Grillo ha detto testualmente che è necessaria “l’eliminazione di tutti i partiti”. A chi gli ha obiettato che i partiti sono previsti dalla Costituzione, ha risposto che la Costituzione può essere “perfezionata”.

Affermazioni inquietanti ben più dell’ammiccamento a Casa Pound, che ha il sapore di un provocatorio “embrassons nous” inteso ad attirare all’interno di Cinque Stelle tutti gli scontenti della politica, indipendentemente dall’etica. Le esplicite intenzioni di Grillo, volte a “ritoccare” la nostra Costituzione imperfetta dovrebbero far riflettere su quanto sia pericoloso il populismo, cioè l’esaltazione irrazionale delle paure e degli istinti repressi per incanalarli a proprio vantaggio.

Il populismo è sempre stato l’anticamera dell’autoritarismo. In qualsiasi modo lo si voglia dipingere e giustificare.

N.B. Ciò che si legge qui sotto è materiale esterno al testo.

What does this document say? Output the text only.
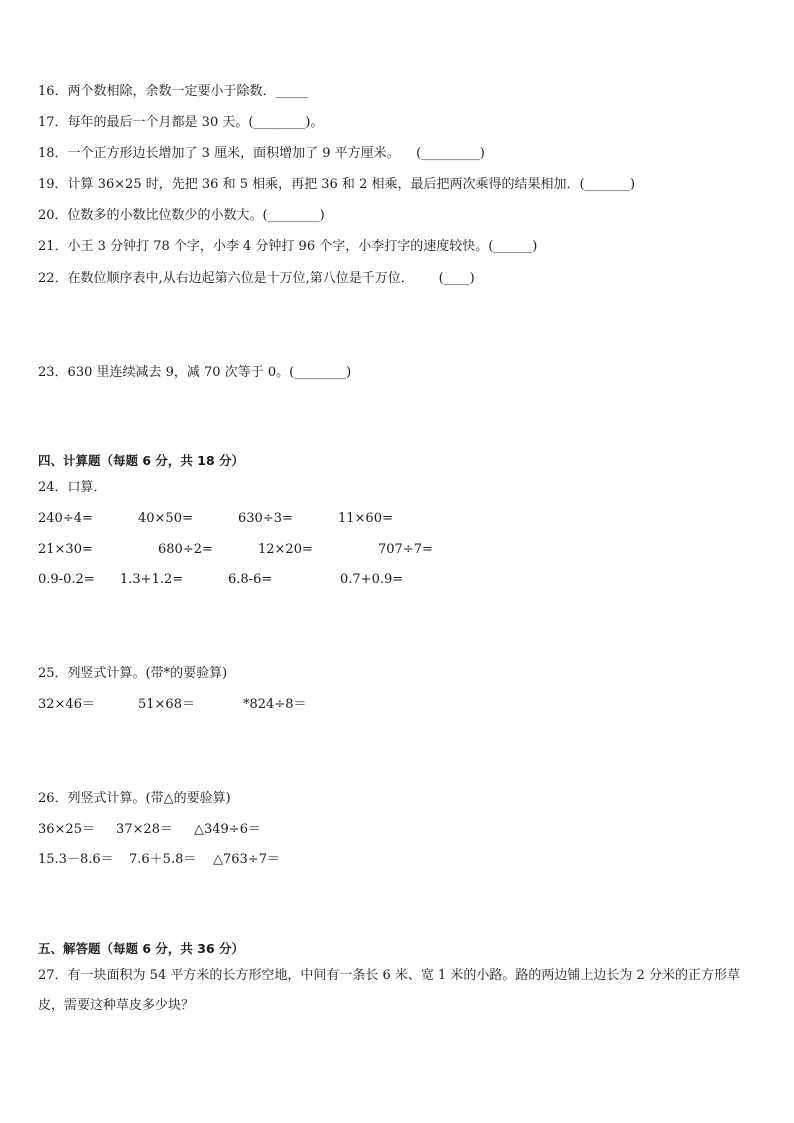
16．两个数相除，余数一定要小于除数．_____
17．每年的最后一个月都是 30 天。(________)。
18．一个正方形边长增加了 3 厘米，面积增加了 9 平方厘米。    (_________)
19．计算 36×25 时，先把 36 和 5 相乘，再把 36 和 2 相乘，最后把两次乘得的结果相加．(_______)
20．位数多的小数比位数少的小数大。(________)
21．小王 3 分钟打 78 个字，小李 4 分钟打 96 个字，小李打字的速度较快。(______)
22．在数位顺序表中,从右边起第六位是十万位,第八位是千万位．      (____)
23．630 里连续减去 9，减 70 次等于 0。(________)
四、计算题（每题 6 分，共 18 分）
24．口算．
240÷4=	40×50=	630÷3=	11×60=
21×30=	680÷2=	12×20=	707÷7=
0.9-0.2= 1.3+1.2=	6.8-6=	0.7+0.9=
25．列竖式计算。(带*的要验算)
32×46＝	51×68＝	*824÷8＝
26．列竖式计算。(带△的要验算)
36×25＝ 37×28＝ △349÷6＝
15.3－8.6＝ 7.6＋5.8＝ △763÷7＝
五、解答题（每题 6 分，共 36 分）
27．有一块面积为 54 平方米的长方形空地，中间有一条长 6 米、宽 1 米的小路。路的两边铺上边长为 2 分米的正方形草皮，需要这种草皮多少块？
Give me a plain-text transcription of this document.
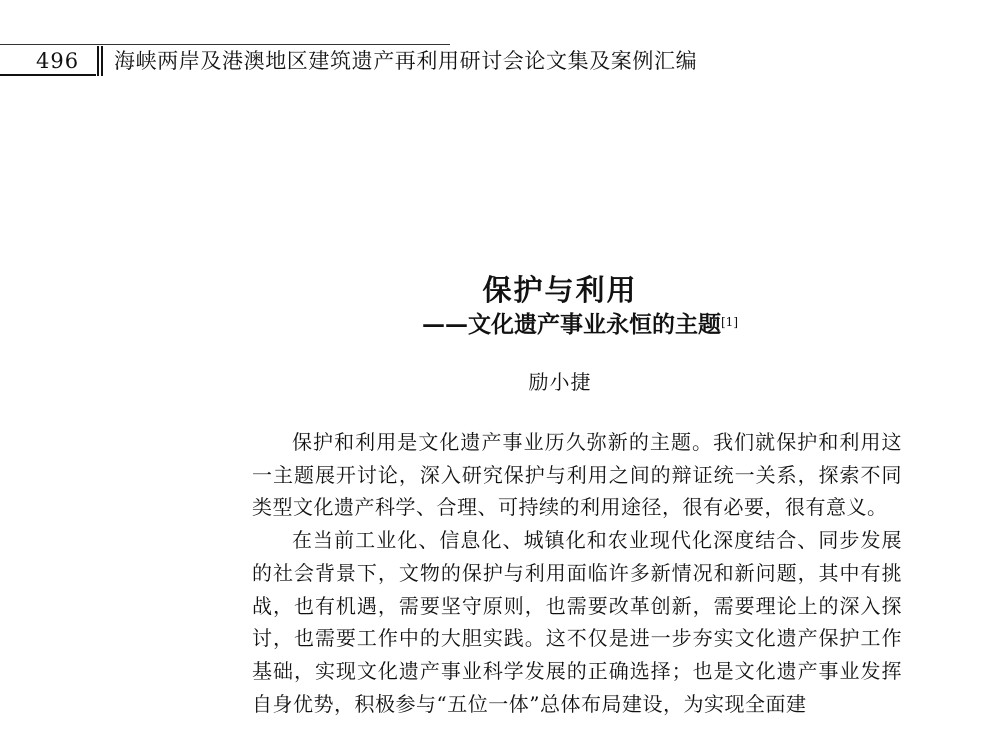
496 海峡两岸及港澳地区建筑遗产再利用研讨会论文集及案例汇编
保护与利用
——文化遗产事业永恒的主题[1]
励小捷

保护和利用是文化遗产事业历久弥新的主题。我们就保护和利用这一主题展开讨论，深入研究保护与利用之间的辩证统一关系，探索不同类型文化遗产科学、合理、可持续的利用途径，很有必要，很有意义。

在当前工业化、信息化、城镇化和农业现代化深度结合、同步发展的社会背景下，文物的保护与利用面临许多新情况和新问题，其中有挑战，也有机遇，需要坚守原则，也需要改革创新，需要理论上的深入探讨，也需要工作中的大胆实践。这不仅是进一步夯实文化遗产保护工作基础，实现文化遗产事业科学发展的正确选择；也是文化遗产事业发挥自身优势，积极参与“五位一体”总体布局建设，为实现全面建
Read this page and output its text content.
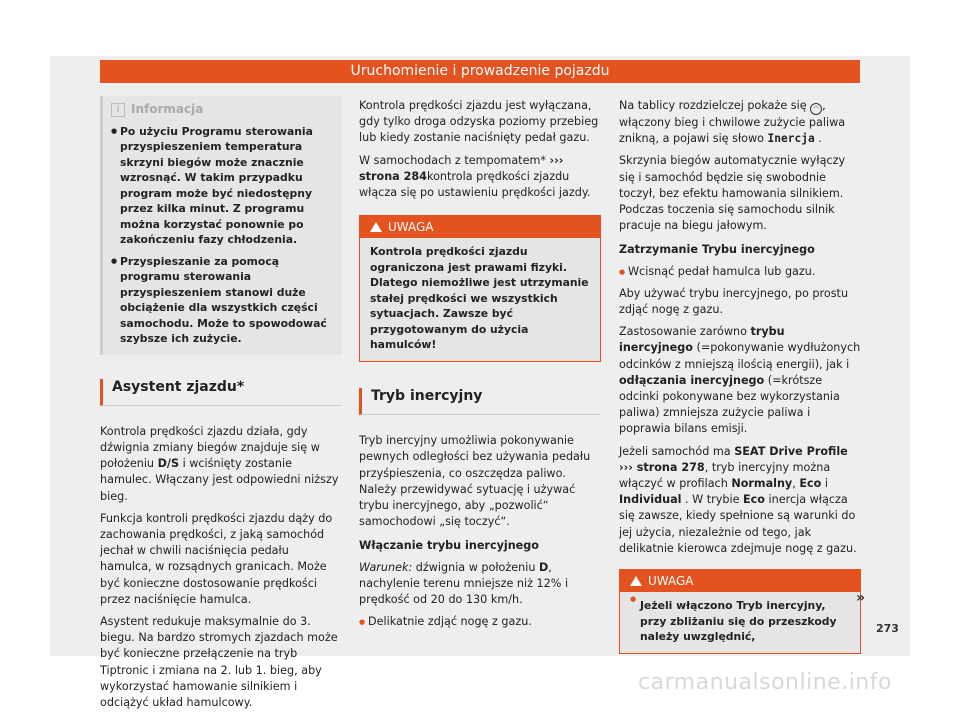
Uruchomienie i prowadzenie pojazdu
i Informacja

● Po użyciu Programu sterowania przyspieszeniem temperatura skrzyni biegów może znacznie wzrosnąć. W takim przypadku program może być niedostępny przez kilka minut. Z programu można korzystać ponownie po zakończeniu fazy chłodzenia.

● Przyspieszanie za pomocą programu sterowania przyspieszeniem stanowi duże obciążenie dla wszystkich części samochodu. Może to spowodować szybsze ich zużycie.

Asystent zjazdu*

Kontrola prędkości zjazdu działa, gdy dźwignia zmiany biegów znajduje się w położeniu D/S i wciśnięty zostanie hamulec. Włączany jest odpowiedni niższy bieg.

Funkcja kontroli prędkości zjazdu dąży do zachowania prędkości, z jaką samochód jechał w chwili naciśnięcia pedału hamulca, w rozsądnych granicach. Może być konieczne dostosowanie prędkości przez naciśnięcie hamulca.

Asystent redukuje maksymalnie do 3. biegu. Na bardzo stromych zjazdach może być konieczne przełączenie na tryb Tiptronic i zmiana na 2. lub 1. bieg, aby wykorzystać hamowanie silnikiem i odciążyć układ hamulcowy.

Kontrola prędkości zjazdu jest wyłączana, gdy tylko droga odzyska poziomy przebieg lub kiedy zostanie naciśnięty pedał gazu.

W samochodach z tempomatem* ››› strona 284kontrola prędkości zjazdu włącza się po ustawieniu prędkości jazdy.

UWAGA
Kontrola prędkości zjazdu ograniczona jest prawami fizyki. Dlatego niemożliwe jest utrzymanie stałej prędkości we wszystkich sytuacjach. Zawsze być przygotowanym do użycia hamulców!
Tryb inercyjny

Tryb inercyjny umożliwia pokonywanie pewnych odległości bez używania pedału przyśpieszenia, co oszczędza paliwo. Należy przewidywać sytuację i używać trybu inercyjnego, aby „pozwolić“ samochodowi „się toczyć“.

Włączanie trybu inercyjnego

Warunek: dźwignia w położeniu D, nachylenie terenu mniejsze niż 12% i prędkość od 20 do 130 km/h.

● Delikatnie zdjąć nogę z gazu.

Na tablicy rozdzielczej pokaże się ◠ , włączony bieg i chwilowe zużycie paliwa znikną, a pojawi się słowo Inercja .

Skrzynia biegów automatycznie wyłączy się i samochód będzie się swobodnie toczył, bez efektu hamowania silnikiem. Podczas toczenia się samochodu silnik pracuje na biegu jałowym.

Zatrzymanie Trybu inercyjnego

● Wcisnąć pedał hamulca lub gazu.

Aby używać trybu inercyjnego, po prostu zdjąć nogę z gazu.

Zastosowanie zarówno trybu inercyjnego (=pokonywanie wydłużonych odcinków z mniejszą ilością energii), jak i odłączania inercyjnego (=krótsze odcinki pokonywane bez wykorzystania paliwa) zmniejsza zużycie paliwa i poprawia bilans emisji.

Jeżeli samochód ma SEAT Drive Profile ››› strona 278, tryb inercyjny można włączyć w profilach Normalny, Eco i Individual . W trybie Eco inercja włącza się zawsze, kiedy spełnione są warunki do jej użycia, niezależnie od tego, jak delikatnie kierowca zdejmuje nogę z gazu.

UWAGA
● Jeżeli włączono Tryb inercyjny, przy zbliżaniu się do przeszkody należy uwzględnić,
»
273
carmanualsonline.info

Si sa che l’antipolitica, come ricorda il filosofo francese Étienne Balibar (Cittadinanza, Bollati Boringhieri 2012) sfocia nel populismo e nel nazionalismo, entrambi pericolosi e soggetti alle più devastanti deviazioni. Si parte dal rifiuto della politica (“la politica è una cosa sporca”) e, passando attraverso l’esaltazione di figure carismatiche, in grado di catalizzare l’attenzione e la simpatia delle masse, si arriva alla giustificazione della dittatura dell’uomo forte, l’unico che si sobbarchi il compito di rimettere le cose a posto. C’è sempre un uomo della provvidenza pronto a intervenire quando il rapporto tra Stato e cittadinanza è incrinato. Come si direbbe: “abbiamo già dato”.

L’one-man-show di Grillo potrà affascinare, solleticare o divertire, ma non convincere. La democrazia è un’altra cosa.